(1) Notice under this title must be
provided in the form of a record, except that oral notice of any
meeting of the board of directors may be given if expressly
authorized by the articles of incorporation or bylaws.
(2) Permissible means of transmission.
(a) Oral notice. Oral notice may be communicated in person,
by telephone, wire, or wireless equipment which does not transmit
a facsimile of the notice, or by any electronic means which does
not create a record. If these forms of oral notice are
impracticable, oral notice may be communicated by radio,
television, or other form of public broadcast communication.
(b) Notice provided in a tangible medium. Notice may be
provided in a tangible medium and be transmitted by mail, private
carrier, or personal delivery; telegraph or teletype; or
telephone, wire, or wireless equipment which transmits a
facsimile of the notice. If these forms of notice in a tangible
medium are impracticable, notice in a tangible medium may be
transmitted by an advertisement in a newspaper of general
circulation in the area where published.
(c) Notice provided in an electronic transmission.
(i) Notice may be provided in an electronic transmission and
be electronically transmitted.
(ii) Notice to shareholders or directors in an electronic
transmission is effective only with respect to shareholders and
directors that have consented, in the form of a record, to
receive electronically transmitted notices under this title and
designated in the consent the address, location, or system to
which these notices may be electronically transmitted and with
respect to a notice that otherwise complies with any other
requirements of this title and applicable federal law.
(A) Notice to shareholders or directors for this purpose
includes material that this title requires or permits to
accompany the notice.
(B) A shareholder or director who has consented to receipt
of electronically transmitted notices may revoke this consent by
delivering a revocation to the corporation in the form of a
record.
(C) The consent of any shareholder or director is revoked if
(I) the corporation is unable to electronically transmit two
consecutive notices given by the corporation in accordance with
the consent, and (II) this inability becomes known to the
secretary of the corporation, the transfer agent, or any other
person responsible for giving the notice.

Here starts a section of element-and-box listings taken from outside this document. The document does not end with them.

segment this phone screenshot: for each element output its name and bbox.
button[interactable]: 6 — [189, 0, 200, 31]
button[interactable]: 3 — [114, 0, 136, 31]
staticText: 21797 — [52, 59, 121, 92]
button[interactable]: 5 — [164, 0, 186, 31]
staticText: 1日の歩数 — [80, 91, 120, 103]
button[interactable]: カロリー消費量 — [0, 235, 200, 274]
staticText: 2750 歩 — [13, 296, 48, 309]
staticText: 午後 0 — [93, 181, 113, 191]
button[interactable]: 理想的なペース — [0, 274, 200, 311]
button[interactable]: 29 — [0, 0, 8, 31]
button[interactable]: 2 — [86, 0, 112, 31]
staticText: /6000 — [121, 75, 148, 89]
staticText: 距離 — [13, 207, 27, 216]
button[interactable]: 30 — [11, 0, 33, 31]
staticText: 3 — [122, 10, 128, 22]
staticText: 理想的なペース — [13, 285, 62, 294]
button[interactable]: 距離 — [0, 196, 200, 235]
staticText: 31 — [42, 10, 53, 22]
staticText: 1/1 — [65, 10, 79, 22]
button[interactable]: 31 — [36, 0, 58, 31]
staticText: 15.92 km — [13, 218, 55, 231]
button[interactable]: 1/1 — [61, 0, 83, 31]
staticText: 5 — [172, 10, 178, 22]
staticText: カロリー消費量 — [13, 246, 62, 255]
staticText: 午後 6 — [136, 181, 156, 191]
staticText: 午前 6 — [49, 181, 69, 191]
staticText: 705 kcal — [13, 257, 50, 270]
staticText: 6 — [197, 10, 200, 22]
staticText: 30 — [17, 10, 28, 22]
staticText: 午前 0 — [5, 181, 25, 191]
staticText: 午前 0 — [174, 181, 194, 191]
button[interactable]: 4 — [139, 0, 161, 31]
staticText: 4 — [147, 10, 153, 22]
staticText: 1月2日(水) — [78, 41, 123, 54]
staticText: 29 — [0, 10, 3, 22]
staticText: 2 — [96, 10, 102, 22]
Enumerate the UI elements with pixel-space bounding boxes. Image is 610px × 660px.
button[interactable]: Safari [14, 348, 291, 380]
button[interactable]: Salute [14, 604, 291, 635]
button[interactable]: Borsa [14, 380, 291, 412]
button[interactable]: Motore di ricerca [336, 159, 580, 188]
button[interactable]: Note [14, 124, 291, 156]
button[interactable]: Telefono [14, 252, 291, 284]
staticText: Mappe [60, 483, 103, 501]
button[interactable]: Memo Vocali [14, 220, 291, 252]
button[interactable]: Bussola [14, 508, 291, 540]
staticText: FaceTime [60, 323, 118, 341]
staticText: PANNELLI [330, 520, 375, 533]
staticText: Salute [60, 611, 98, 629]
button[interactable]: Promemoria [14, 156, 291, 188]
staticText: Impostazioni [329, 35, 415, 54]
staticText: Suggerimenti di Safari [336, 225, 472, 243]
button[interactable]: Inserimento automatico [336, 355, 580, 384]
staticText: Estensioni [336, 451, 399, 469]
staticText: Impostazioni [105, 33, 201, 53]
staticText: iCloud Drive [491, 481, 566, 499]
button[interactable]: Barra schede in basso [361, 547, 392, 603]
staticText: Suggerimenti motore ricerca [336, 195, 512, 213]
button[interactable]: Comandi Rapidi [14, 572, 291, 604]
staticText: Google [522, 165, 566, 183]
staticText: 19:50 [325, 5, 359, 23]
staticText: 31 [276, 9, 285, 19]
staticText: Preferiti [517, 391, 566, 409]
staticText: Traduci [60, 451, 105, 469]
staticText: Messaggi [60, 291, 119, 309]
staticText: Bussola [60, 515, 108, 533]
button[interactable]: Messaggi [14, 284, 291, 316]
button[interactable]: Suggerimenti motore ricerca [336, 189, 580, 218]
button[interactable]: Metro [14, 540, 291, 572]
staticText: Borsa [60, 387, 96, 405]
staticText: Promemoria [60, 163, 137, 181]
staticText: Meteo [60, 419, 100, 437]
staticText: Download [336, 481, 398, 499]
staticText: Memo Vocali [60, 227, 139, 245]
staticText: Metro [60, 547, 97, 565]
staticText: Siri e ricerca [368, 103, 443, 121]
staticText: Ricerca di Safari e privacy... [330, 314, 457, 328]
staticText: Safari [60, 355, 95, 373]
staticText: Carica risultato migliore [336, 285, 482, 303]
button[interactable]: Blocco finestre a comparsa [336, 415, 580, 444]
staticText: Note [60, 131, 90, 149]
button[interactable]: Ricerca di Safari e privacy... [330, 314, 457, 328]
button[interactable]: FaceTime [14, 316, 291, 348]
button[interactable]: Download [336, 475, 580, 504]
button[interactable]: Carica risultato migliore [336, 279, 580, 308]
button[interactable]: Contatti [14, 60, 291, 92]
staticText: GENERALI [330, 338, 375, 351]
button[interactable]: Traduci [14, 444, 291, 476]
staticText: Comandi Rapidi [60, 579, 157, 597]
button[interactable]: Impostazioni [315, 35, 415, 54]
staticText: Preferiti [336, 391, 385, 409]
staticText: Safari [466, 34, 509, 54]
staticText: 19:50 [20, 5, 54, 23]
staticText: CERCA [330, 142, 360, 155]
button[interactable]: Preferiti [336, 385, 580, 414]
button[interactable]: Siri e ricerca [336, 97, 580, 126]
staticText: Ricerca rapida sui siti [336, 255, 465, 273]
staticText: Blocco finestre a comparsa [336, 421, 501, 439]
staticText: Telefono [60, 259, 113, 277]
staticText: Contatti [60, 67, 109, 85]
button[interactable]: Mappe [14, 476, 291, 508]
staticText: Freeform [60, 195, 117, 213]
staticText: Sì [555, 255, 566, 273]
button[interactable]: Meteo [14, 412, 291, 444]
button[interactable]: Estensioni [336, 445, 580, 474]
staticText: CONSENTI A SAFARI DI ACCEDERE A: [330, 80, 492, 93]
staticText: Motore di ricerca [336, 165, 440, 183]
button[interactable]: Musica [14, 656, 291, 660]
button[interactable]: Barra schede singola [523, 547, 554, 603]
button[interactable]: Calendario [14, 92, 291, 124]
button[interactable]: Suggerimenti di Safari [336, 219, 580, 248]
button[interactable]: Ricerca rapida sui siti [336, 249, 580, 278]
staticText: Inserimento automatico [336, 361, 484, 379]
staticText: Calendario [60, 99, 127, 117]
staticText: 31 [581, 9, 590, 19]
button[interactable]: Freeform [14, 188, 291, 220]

The inadvertent
failure by the corporation to treat this inability as a
revocation does not invalidate any meeting or other action.
(iii) Notice to shareholders or directors who have consented
to receipt of electronically transmitted notices may be provided
by (A) posting the notice on an electronic network and (B)
delivering to the shareholder or director a separate record of
the posting, together with comprehensible instructions regarding
how to obtain access to the posting on the electronic network.
(iv) Notice to a domestic or foreign corporation, authorized
to transact business in this state, in an electronic transmission
is effective only with respect to a corporation that has
designated in a record an address, location, or system to which
the notices may be electronically transmitted.
(3) Effective time and date of notice.
(a) Oral notice. Oral notice is effective when received.
(b) Notice provided in a tangible medium.
(i) Notice in a tangible medium, if in a comprehensible
form, is effective at the earliest of the following:
(A) If expressly authorized by the articles of incorporation
or bylaws, and if notice is sent to the person's address,
telephone number, or other number appearing on the records of the
corporation, when dispatched by telegraph, teletype, or facsimile
equipment;
(B) When received;
(C) Except as provided in (b)(ii) of this subsection, five
days after its deposit in the United States mail, as evidenced by
the postmark, if mailed with first-class postage, prepaid and
correctly addressed; or
(D) On the date shown on the return receipt, if sent by
registered or certified mail, return receipt requested, and the
receipt is signed by or on behalf of the addressee.
(ii) Notice in a tangible medium by a domestic or foreign
corporation to its shareholder, if in a comprehensible form and
correctly addressed to the shareholder's address shown in the
corporation's current record of shareholders, is effective:
(A) When mailed, if mailed with first-class postage prepaid;
and
(B) When dispatched, if prepaid, by air courier.
(iii) Notice in a tangible medium to a domestic or foreign
corporation, authorized to transact business in this state, may
be addressed to the corporation's registered agent at its
registered office or to the corporation or its secretary at its
principal office shown in its most recent annual report, or in
the case of a foreign corporation that has not yet delivered its
annual report in its application for a certificate of authority.
(c) Notice provided in an electronic transmission. Notice
provided in an electronic transmission, if in comprehensible
form, is effective when it: (i) Is electronically transmitted to
an address, location, or system designated by the recipient for
that purpose; or (ii) has been posted on an electronic network
and a separate record of the posting has been delivered to the
recipient together with comprehensible instructions regarding how
to obtain access to the posting on the electronic network.
(4) If this title prescribes notice requirements for
particular circumstances, those requirements govern. If articles
of incorporation or bylaws prescribe notice requirements, not
inconsistent with this section or other provisions of this title,
those requirements govern.
[2002 c 297 § 10; 1991 c 72 § 29; 1990 c 178 § 2; 1989 c 165 § 15.]
NOTES:
Effective date -- 1990 c 178: See note following RCW 23B.01.220.